Tip: MonsterInsights is just one of the many plug-ins on WordPress that are designed to help you gather analytics and use them to help you convert leads to customers. While it simplifies the Google Analytics integration, that's only one channel and some of the features are locked until you pay for the "Pro" version.

More Plug-Ins

Slimstat Analytics allows you to track almost anything from WordPress including returning customers and registered users, Javascript events, intrusions, and even email campaigns. Thousands of WordPress sites are already using it.

Download it here or navigate to Plug-Ins > Add New and search for "Slimstat".

Tip: Slimstat allows you to use geolocation to track your visitors using their IP.

Using a Script

If you're installing Google Analytics on an ImgFunnels site, you can do so by navigating to Sites > Funnels or Sites > Websites. From there, you can install a global tracking code from the Settings Panel or you can install the tracking code directly onto a single page using the page builder under Settings > Tracking Code.

You can also install the script on the dashboard if you're i the white-labelled affiliate program, you can track user activity directly in your B2B/B2C SaaS + CRM. Just navigate to Agency Account > Settings > Company and paste your tracking code into the Custom JavaScript field.

This method also works for Facebook Pixel and any other tracking scripts that you need to install.

Tip: You can use this same method to install the Facebook Pixel / Conversions API. While you can track individual events (such as a phone call or a form submission), the process for setting that up depends on the type of event that you are tracking. If you need help tracking individual events, feel free to contact your ImgFunnels account manager for assistance.

Using Your Data

There are a number of ways you can use your data. One way is to use your bounce rate* to determine whether your visitors are staying on your website. More time equals more money as long as you have CTAs and an effective content strategy.

Below is a chart of common industries and their average bounce rates. You should research your niche to find the average bounce rate and adjust your content accordingly. If your data is unpredictable and you're noticing a lot of spikes in your traffic, then you should attempt to add more evergreen content. If your bounce rate is high, you should post some topical content or consider readjusting your offer.

Bounce Rates by Niche

Credit: Backlinko

* What is a "bounce rate"?

Your bounce rate is the percentage of visitors who navigate away from your site without taking action. If your bounce rate is high, that's a good indicator that your website is boring or off-putting.

Tip: A good target bounce rate is around 24%. Anything higher than that and you probably need to add more topical content.

GDPR Compliance

One thing to keep in mind is that platforms like Google Analytics are limited as to what they can track. For example, if you have your site running through Cloudflare and you compare the results from Google Analytics, you'll notice that your site might actually get 10x more traffic than what is recorded in Google Analytics. The reason for this is because Google Analytics cannot track things like bots, web crawlers, and certain browsers that disable Google Analytics.

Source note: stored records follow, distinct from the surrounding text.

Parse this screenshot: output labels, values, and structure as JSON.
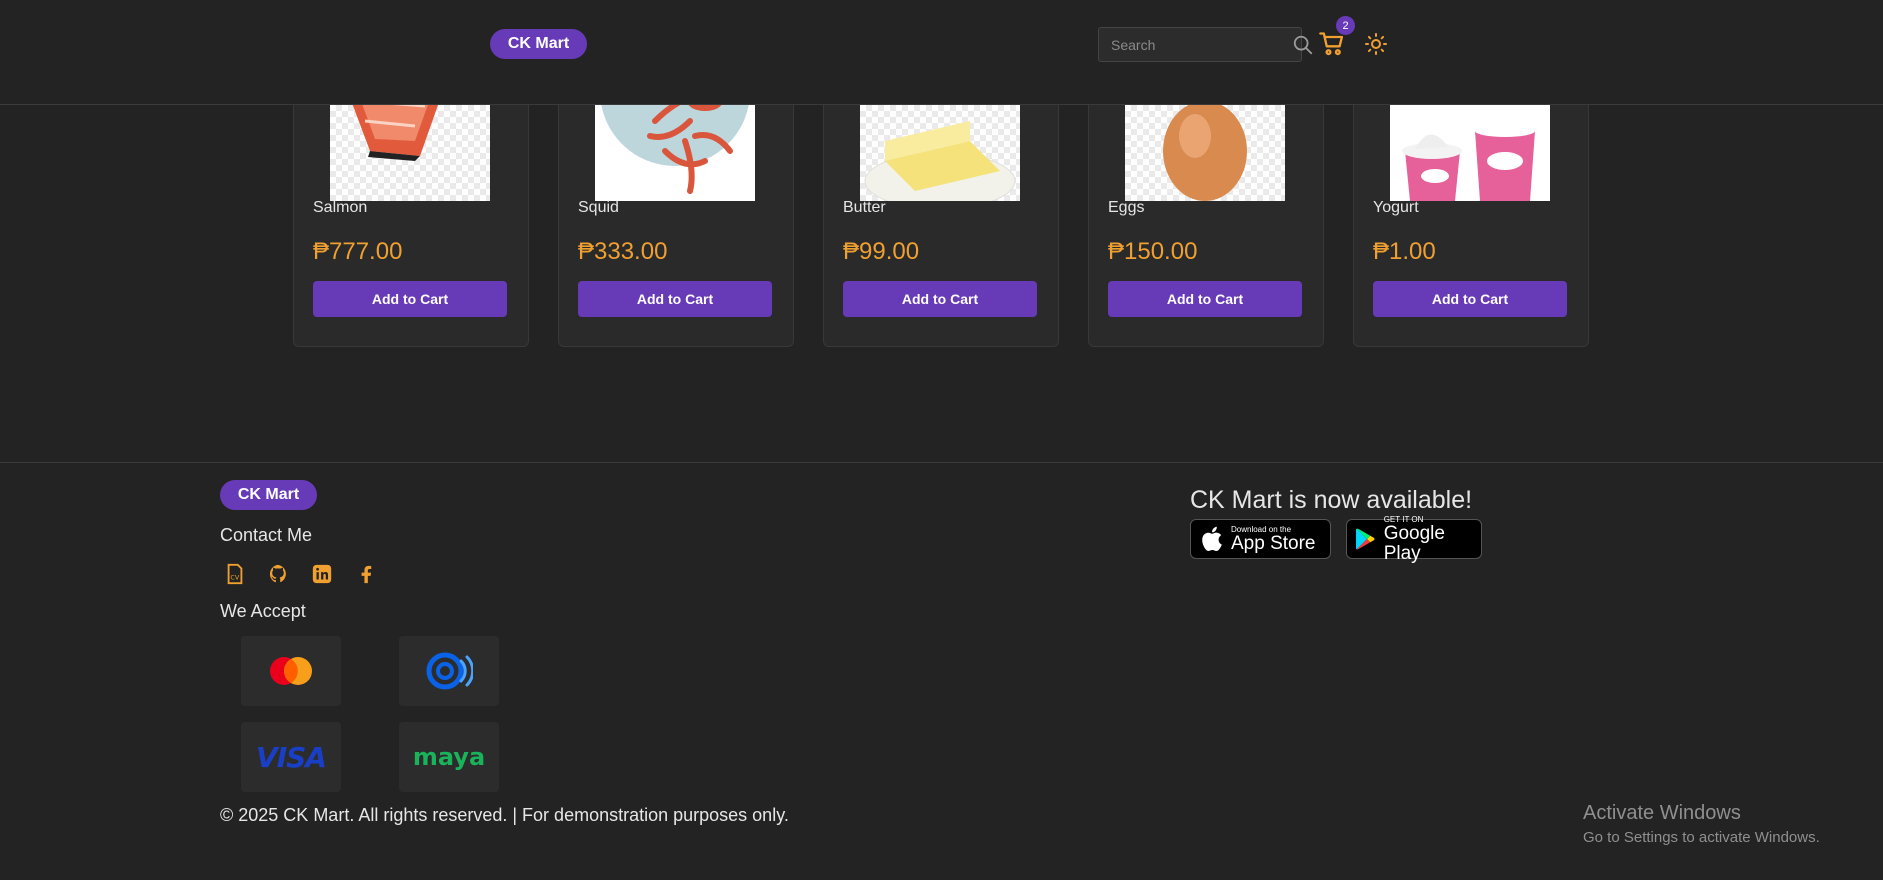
{
  "header": {
    "brand": "CK Mart",
    "search_placeholder": "Search",
    "cart_count": "2",
    "icons": [
      "search-icon",
      "cart-icon",
      "sun-icon"
    ],
    "accent_color": "#673ab7"
  },
  "products": [
    {
      "name": "Salmon",
      "price": "₱777.00",
      "button": "Add to Cart",
      "image": "salmon"
    },
    {
      "name": "Squid",
      "price": "₱333.00",
      "button": "Add to Cart",
      "image": "squid"
    },
    {
      "name": "Butter",
      "price": "₱99.00",
      "button": "Add to Cart",
      "image": "butter"
    },
    {
      "name": "Eggs",
      "price": "₱150.00",
      "button": "Add to Cart",
      "image": "egg"
    },
    {
      "name": "Yogurt",
      "price": "₱1.00",
      "button": "Add to Cart",
      "image": "yogurt"
    }
  ],
  "footer": {
    "brand": "CK Mart",
    "contact_heading": "Contact Me",
    "social_icons": [
      "cv-icon",
      "github-icon",
      "linkedin-icon",
      "facebook-icon"
    ],
    "accept_heading": "We Accept",
    "payments": [
      "mastercard",
      "gcash",
      "visa",
      "maya"
    ],
    "visa_text": "VISA",
    "maya_text": "maya",
    "available_text": "CK Mart is now available!",
    "app_store": {
      "small": "Download on the",
      "big": "App Store"
    },
    "google_play": {
      "small": "GET IT ON",
      "big": "Google Play"
    },
    "copyright": "© 2025 CK Mart. All rights reserved. | For demonstration purposes only."
  },
  "watermark": {
    "title": "Activate Windows",
    "subtitle": "Go to Settings to activate Windows."
  },
  "colors": {
    "price": "#f0a030",
    "icon": "#f0a030",
    "background": "#232323"
  }
}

You may recall the iOS 14 update from 2021 that limited apps like Facebook from tracking people (using a "Pixel") across the internet. The same rule applies to Google and all other analytics platforms that facilitate data vendoring. In fact, Google Analytics is not GDPR compliant. In order to use Google Analytics on your website (and maintain compliance), you must first obtain consent from your users before you can activate it.

Not all hope is lost, though. There are platforms that are GDPR compliant by default, such as Matomo.